To the left is my avatar. Note that the URL for this image contains a 32-digit hexadecimal string, 30b3db431ea2a3dbed966d71c98d205c, which Gravatar explains is the MD5 hash of my e-mail address after some trivial normalization.

Gravatar's e-mail address hashing is ostensibly used to prevent spammers from harvesting e-mail addresses. However, while it does obfuscate the user's address, this hashing technique is insufficient to protect the anonymity of the user:

  • A user's e-mail address can be recovered through a preimage attack, and
  • comments made by a single user posting with multiple identities can be matched.
http://www.gravatar.com/avatar/b43000bc3d5bf291287e8f90213ed339?s=48

Obviously, the latter is not much of an issue for users who willingly associate an avatar with their address. However, it is important to note that Gravatar generates a URL even for those who do not opt-in to the service. If no avatar is found, a generic image is returned (right).

Case Study: RPInsider

To demonstrate this technique, I harvested user comments from RPInsider, a blog aimed towards students at Rensselaer Polytechnic Institute. Comments on the blog tend to be anonymous, but RPInsider requires an e-mail address to publish a comment; Gravatar is used to display avatars alongside the comments.

Here is a sample of anonymous comment authors found on RPInsider:

Author Gravatar Hash
Lindy Hop 2d0a2fd8af2df830d5ffe17904f376f2
HousingWoes 43db340a19ee7a43d881d5cfc9ac1bf3
Shirley Jackson b6986f5e176b44e0d11c54882d445dba
Anonymous f83c0460432e5c60e3fa1a32ead7eb09

All members of the RPI community are given an @rpi.edu e-mail address derived from the owner's name; it is likely that many RPInsider comment authors will use this address. Since the address space of RPI e-mail addresses is relatively small, given a hash it is trivial to perform a brute force search to recover the plaintext.

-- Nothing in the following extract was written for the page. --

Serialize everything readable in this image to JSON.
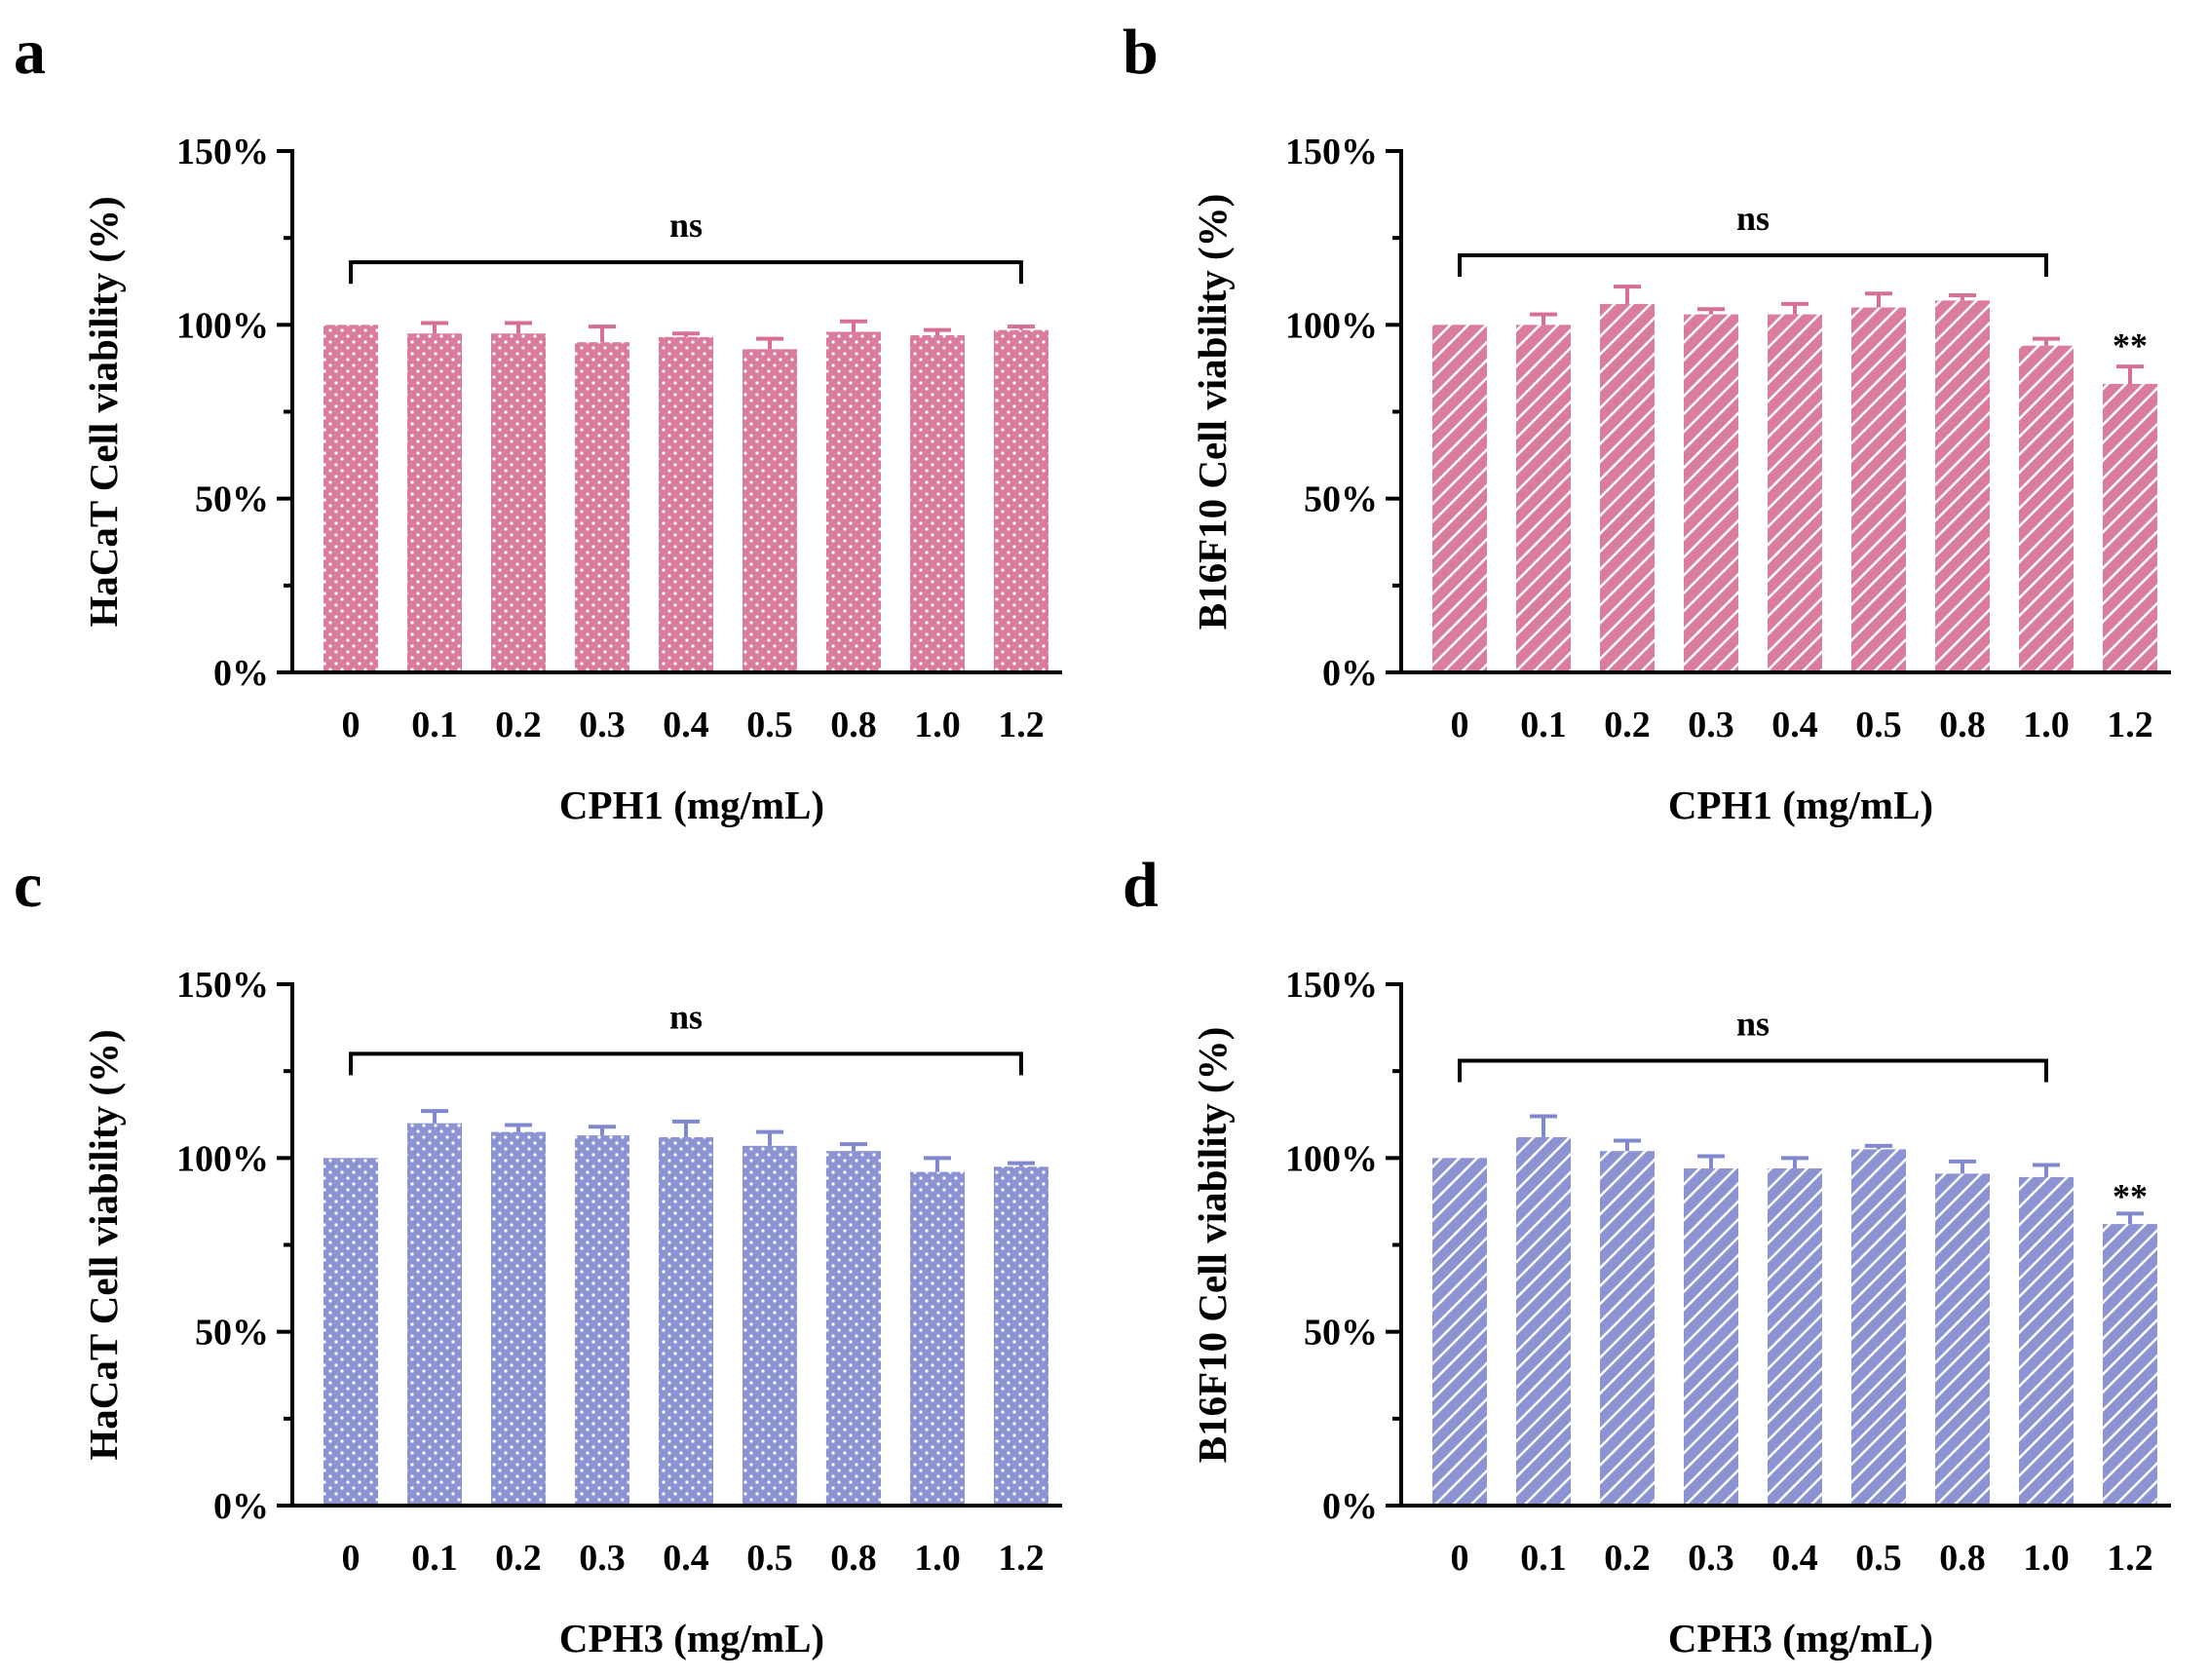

In all, 673 comments were harvested representing 290 unique hash-username pairs. 98 of these pairs (34%) were successfully associated with an RPI e-mail address. De-anonymization took 7 hours 37 minutes on a 2.83 GHz Intel Xeon CPU.

Author Gravatar Hash E-mail Address
Lindy Hop 2d0a2fd8af2df830d5ffe17904f376f2 d--m@rpi.edu
HousingWoes 43db340a19ee7a43d881d5cfc9ac1bf3 s-----2@rpi.edu
Shirley Jackson b6986f5e176b44e0d11c54882d445dba l-----6@rpi.edu
Anonymous f83c0460432e5c60e3fa1a32ead7eb09 v---r@rpi.edu

Further analysis of the results revealed several users who posted with multiple usernames but used the same e-mail address. In more than one case a user posted with his or her real identity as well as with a pseudonym.

In addition, correlating the results with the Rensselaer staff directory identified two staff members who posted anonymously.

It should be noted that this preimage attack was made feasible by the fact that RPI e-mail addresses follow a predictable format; the search space is too vast for a generalized attack. That said, e-mail addresses harvested through other means (e.g., web crawling), or an attack targeted at a specific user, could be used instead of brute force.